The Guardian view on race and criminal justice: inequality is unfair to all | Editorial

David Lammy’s powerful review shows that while overt prejudice is diminishing, glaring disparities remain. Ambitious reforms are needed for everyone’s sakeStanding on Downing Street, in her first public statement as prime minister, Theresa May vowed to fight injustice. If you are black, she noted specifically, you are treated more harshly by the criminal justice system than if you are white. This was hardly a revelation. Over decades, the inequity evident from arrest through to sentencing has been well documented. But David Lammy’s comprehensive review of the treatment of black, Asian and minority ethnic (BAME) individuals in the criminal justice system in England and Wales is what one supporter calls “an excuse-remover”. Though the picture it paints is complex, it reveals differential treatment as well as outcomes. Commissioned by Mrs May’s predecessor, David Cameron, it gives her the opportunity – and obligation – to turn her words into deeds.

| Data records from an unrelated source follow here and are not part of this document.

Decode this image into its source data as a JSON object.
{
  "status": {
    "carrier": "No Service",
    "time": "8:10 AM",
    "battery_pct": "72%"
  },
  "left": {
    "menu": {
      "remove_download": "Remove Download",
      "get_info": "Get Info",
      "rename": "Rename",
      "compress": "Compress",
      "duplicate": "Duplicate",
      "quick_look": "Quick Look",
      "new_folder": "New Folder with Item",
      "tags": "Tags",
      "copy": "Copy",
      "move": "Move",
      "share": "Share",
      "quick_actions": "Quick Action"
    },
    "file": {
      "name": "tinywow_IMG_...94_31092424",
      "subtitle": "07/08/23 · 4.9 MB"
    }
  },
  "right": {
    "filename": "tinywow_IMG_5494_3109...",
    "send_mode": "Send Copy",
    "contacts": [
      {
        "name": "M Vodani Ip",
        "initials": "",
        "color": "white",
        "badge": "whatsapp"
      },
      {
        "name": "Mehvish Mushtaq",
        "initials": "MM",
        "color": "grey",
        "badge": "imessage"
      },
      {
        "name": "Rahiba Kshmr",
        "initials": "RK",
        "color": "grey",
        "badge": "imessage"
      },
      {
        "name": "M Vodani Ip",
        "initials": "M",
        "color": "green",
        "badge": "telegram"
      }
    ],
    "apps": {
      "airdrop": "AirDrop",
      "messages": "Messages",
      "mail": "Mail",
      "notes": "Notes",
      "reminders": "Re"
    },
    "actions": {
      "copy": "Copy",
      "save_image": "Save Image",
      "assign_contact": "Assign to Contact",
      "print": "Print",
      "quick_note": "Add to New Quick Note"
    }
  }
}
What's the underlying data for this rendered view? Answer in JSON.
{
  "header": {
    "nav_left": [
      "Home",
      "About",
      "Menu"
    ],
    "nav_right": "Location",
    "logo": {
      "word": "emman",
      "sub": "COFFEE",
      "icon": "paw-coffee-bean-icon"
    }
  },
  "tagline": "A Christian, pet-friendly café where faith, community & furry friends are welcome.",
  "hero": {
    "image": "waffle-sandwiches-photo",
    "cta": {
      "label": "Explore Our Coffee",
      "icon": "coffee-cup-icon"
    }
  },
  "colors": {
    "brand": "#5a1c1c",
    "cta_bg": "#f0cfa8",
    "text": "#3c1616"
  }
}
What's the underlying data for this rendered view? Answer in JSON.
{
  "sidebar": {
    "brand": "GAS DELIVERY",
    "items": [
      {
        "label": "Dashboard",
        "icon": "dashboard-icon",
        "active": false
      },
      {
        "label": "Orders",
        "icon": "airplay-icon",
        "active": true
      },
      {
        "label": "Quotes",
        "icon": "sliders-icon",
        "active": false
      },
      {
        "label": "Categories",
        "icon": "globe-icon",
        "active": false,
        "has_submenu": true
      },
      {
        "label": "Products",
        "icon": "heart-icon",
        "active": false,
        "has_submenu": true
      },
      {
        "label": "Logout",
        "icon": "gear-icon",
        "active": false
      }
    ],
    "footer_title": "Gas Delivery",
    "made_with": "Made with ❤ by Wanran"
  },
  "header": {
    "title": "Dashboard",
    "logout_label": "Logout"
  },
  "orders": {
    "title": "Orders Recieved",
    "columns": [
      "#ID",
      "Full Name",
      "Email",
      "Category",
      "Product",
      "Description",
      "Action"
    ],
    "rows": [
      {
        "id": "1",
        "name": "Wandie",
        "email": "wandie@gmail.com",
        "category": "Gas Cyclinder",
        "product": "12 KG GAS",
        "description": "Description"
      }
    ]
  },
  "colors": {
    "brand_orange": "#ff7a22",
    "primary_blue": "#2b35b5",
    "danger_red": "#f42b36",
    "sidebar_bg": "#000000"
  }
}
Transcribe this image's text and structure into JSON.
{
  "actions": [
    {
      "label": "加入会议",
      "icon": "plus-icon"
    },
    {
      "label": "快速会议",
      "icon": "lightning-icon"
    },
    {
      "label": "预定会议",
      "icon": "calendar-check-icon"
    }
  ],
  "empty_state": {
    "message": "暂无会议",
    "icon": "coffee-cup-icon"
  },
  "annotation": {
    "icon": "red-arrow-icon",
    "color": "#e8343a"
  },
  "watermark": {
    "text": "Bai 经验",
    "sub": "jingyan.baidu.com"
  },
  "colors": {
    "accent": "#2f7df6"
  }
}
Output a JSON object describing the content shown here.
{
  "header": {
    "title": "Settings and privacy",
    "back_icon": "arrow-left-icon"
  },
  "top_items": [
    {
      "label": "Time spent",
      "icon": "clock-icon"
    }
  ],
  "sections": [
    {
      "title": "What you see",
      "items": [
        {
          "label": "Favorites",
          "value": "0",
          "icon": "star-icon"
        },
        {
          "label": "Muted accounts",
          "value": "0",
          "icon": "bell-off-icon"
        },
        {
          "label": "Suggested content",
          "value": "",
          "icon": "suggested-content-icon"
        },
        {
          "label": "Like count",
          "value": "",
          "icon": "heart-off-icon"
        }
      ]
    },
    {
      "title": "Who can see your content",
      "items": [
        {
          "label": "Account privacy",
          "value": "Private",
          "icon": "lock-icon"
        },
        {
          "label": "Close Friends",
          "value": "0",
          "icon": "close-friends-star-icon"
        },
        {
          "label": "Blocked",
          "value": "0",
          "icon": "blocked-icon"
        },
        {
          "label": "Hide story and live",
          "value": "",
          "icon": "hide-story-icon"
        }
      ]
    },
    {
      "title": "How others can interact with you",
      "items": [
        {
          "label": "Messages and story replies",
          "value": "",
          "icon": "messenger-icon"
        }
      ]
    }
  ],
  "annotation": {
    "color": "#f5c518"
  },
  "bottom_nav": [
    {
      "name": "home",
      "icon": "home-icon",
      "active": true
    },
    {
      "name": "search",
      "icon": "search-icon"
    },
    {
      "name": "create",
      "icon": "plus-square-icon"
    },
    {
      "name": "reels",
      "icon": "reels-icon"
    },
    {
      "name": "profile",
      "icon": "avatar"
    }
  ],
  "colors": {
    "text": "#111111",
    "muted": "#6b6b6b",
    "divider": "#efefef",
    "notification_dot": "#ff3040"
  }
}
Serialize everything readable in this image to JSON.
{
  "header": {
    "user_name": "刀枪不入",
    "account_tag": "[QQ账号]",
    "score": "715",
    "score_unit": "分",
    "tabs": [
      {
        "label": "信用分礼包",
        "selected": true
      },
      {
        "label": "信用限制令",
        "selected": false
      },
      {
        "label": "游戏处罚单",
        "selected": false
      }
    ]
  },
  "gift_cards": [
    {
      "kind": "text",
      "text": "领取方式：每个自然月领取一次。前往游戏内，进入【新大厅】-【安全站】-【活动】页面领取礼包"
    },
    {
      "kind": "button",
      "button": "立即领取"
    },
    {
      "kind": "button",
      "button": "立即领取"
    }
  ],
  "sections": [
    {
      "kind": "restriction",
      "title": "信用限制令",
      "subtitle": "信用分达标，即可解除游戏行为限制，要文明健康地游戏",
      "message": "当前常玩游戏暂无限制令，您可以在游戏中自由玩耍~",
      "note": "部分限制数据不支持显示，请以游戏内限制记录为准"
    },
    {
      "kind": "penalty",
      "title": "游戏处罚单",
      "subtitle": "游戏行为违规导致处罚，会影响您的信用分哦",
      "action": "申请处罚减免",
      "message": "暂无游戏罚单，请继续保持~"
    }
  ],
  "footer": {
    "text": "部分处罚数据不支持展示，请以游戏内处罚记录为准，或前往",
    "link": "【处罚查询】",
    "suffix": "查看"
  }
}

The number of young people offending, reoffending and entering custody has fallen dramatically, but the BAME proportion on each measure is rising. The proportion of BAME youth prisoners increased from 25% to 41% in the decade to 2016. For every 100 white women handed custodial sentences at crown courts for drug offences, 227 black women were jailed. Men from some BAME communities are more likely than white men to be charged with rape and domestic violence offences. And while the review focuses on race, Mr Lammy points out that similar issues affect white working-class men, women and children.